A two-dimensional geometric constraint solver

This project aims at developing an algorithm for solving a set of algebraic equations that describe a two-dimensional sketch. Sketching a planar contour is the first stage of 3D modeling, both direct and history-based. The CAD systems’ interactive UIs are backed by two-dimensional constraint solvers that compute the involved geometric primitives' parameters, such as end positions for lines and radii of circles. Seemingly simple, constraint solving is a challenging task. Although there are several open-source solutions for that problem, none can easily be integrated with the open-source OpenCascade library.

References

Gordon surface

This project aims at adding a new algorithm for modeling Gordon surfaces to the open-source OpenCascade library. The Gordon surface is a generalization of a well-known Coons patch to the network of curves. This type of geometry is highly demanded in digital sculpting and industrial modeling, such as designing ship hulls or pieces of aircraft fuselages. While the Gordon surface is yet another primitive type conceptually, it is nicely compatible with the standard B-spline representations. Therefore, the algorithm might construct a traditional B-spline surface that is point-to-point equal to the original shape in the Gordon form.

References

Point inversion study

Although point inversion and projection are considered the solved problems in Computer-Aided Design and specifically in OpenCascade, there is still a direction for new exciting discoveries. A typical inversion algorithm based on Newton iterations assumes that the point to project is substantially close to the target surface. Therefore, a traditional test for point inversion consists of projecting a surface’s control poles onto itself. At the same time, there is a demand for an algorithm capable of projecting distant points with a certain level of predictability. This project aims to prototype an inversion algorithm based on state-of-the-art papers and conduct a comparative study over the existing solutions. The target geometry type is a spline curve or surface whose evaluations are computationally non-trivial. The main focus of the algorithm is on carefully choosing the initial guess for the subsequent numerical optimization.
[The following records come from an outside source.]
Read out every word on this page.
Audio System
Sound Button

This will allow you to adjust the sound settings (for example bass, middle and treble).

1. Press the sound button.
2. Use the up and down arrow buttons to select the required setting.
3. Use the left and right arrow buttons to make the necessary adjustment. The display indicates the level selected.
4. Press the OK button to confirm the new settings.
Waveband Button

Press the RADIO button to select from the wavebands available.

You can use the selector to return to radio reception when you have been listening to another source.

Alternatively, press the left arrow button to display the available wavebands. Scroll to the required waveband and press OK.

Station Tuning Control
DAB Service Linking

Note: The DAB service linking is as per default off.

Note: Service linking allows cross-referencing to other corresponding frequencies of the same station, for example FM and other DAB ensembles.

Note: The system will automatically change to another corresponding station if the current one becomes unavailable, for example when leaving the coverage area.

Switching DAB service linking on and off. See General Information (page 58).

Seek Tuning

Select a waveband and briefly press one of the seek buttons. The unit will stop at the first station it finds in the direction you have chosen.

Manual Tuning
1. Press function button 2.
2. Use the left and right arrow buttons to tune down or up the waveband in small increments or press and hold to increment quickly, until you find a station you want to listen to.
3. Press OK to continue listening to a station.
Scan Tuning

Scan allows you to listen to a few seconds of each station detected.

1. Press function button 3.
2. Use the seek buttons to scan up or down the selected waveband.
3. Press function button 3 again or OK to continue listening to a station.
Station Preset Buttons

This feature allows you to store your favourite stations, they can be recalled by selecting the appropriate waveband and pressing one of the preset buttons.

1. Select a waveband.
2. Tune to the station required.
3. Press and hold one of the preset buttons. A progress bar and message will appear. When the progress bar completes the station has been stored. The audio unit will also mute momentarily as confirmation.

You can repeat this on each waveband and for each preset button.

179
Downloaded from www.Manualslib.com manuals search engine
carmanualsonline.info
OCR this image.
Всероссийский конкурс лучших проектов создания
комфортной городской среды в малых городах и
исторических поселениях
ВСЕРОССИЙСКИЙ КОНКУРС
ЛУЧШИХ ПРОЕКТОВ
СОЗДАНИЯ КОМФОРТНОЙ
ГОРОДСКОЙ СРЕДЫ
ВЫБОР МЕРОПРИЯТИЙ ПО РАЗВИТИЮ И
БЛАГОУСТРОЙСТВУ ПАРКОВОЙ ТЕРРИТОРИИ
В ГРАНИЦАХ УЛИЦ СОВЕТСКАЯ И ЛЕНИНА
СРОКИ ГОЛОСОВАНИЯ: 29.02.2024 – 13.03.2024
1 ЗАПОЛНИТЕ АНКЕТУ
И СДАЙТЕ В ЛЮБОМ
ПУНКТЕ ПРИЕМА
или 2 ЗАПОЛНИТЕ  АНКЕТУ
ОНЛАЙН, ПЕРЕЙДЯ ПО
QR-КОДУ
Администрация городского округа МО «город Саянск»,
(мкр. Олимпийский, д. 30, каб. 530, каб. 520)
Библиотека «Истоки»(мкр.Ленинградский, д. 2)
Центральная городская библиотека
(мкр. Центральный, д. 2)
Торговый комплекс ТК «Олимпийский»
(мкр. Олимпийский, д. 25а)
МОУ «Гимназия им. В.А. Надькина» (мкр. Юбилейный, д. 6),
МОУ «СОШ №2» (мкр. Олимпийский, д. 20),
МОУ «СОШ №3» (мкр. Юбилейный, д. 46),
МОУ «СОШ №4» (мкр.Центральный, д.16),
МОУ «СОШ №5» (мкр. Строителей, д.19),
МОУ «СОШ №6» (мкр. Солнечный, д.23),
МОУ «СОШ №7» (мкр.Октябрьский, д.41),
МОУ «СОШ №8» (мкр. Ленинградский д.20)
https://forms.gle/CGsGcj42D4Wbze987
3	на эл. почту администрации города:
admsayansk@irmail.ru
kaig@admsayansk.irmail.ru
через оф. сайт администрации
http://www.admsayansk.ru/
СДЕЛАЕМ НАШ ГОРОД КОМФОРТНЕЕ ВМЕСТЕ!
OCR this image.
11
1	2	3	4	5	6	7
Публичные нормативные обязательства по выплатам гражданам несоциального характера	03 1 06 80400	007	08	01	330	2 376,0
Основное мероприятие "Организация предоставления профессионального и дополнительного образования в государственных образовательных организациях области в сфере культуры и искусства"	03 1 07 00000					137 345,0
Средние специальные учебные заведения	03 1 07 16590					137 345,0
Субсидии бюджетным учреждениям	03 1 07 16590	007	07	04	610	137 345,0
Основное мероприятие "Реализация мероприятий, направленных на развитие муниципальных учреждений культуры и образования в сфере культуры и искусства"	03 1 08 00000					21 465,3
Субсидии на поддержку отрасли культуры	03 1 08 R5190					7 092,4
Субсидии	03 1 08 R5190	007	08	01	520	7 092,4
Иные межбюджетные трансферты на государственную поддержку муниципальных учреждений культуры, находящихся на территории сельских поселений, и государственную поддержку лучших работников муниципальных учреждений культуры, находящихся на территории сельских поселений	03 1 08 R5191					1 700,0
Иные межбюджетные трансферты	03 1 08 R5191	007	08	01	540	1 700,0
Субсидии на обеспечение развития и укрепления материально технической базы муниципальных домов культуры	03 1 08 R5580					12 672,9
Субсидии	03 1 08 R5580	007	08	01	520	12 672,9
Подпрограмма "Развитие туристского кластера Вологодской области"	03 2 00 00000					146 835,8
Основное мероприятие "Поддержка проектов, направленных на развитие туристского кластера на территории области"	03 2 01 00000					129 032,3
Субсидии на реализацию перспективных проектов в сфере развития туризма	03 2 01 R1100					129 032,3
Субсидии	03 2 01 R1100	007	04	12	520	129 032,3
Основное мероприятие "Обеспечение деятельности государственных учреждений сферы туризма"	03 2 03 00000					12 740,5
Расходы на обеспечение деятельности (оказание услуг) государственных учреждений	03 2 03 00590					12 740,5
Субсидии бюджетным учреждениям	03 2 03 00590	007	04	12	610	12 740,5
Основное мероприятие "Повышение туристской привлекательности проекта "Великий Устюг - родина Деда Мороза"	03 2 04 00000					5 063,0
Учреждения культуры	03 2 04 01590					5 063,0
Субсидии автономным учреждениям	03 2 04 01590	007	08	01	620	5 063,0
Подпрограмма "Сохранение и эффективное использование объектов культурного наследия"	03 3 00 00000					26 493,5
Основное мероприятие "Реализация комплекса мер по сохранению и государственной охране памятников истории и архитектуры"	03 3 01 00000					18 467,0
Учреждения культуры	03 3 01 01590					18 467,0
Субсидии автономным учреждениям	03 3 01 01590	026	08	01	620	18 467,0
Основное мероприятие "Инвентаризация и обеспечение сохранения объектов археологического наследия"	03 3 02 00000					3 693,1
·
Point inversion with OpenCascade.

References

  • Ma, Y. L., & Hewitt, W. T. (2003). Point inversion and projection for NURBS curve and surface: Control polygon approach. Computer-Aided Geometric Design, 20(2), 79–99. https://doi.org/10.1016/S0167-8396(03)00021-9 (full-text link)

So what?

Well, I think that events like GSoC and alike offer everything to stimulate the research and development in our CAD domain. While "big boys" are chasing the File System Monster, let's give that industry a new impulse as one day they'll come for our "creepy" mousepads and keyboards. And will suck out our brains.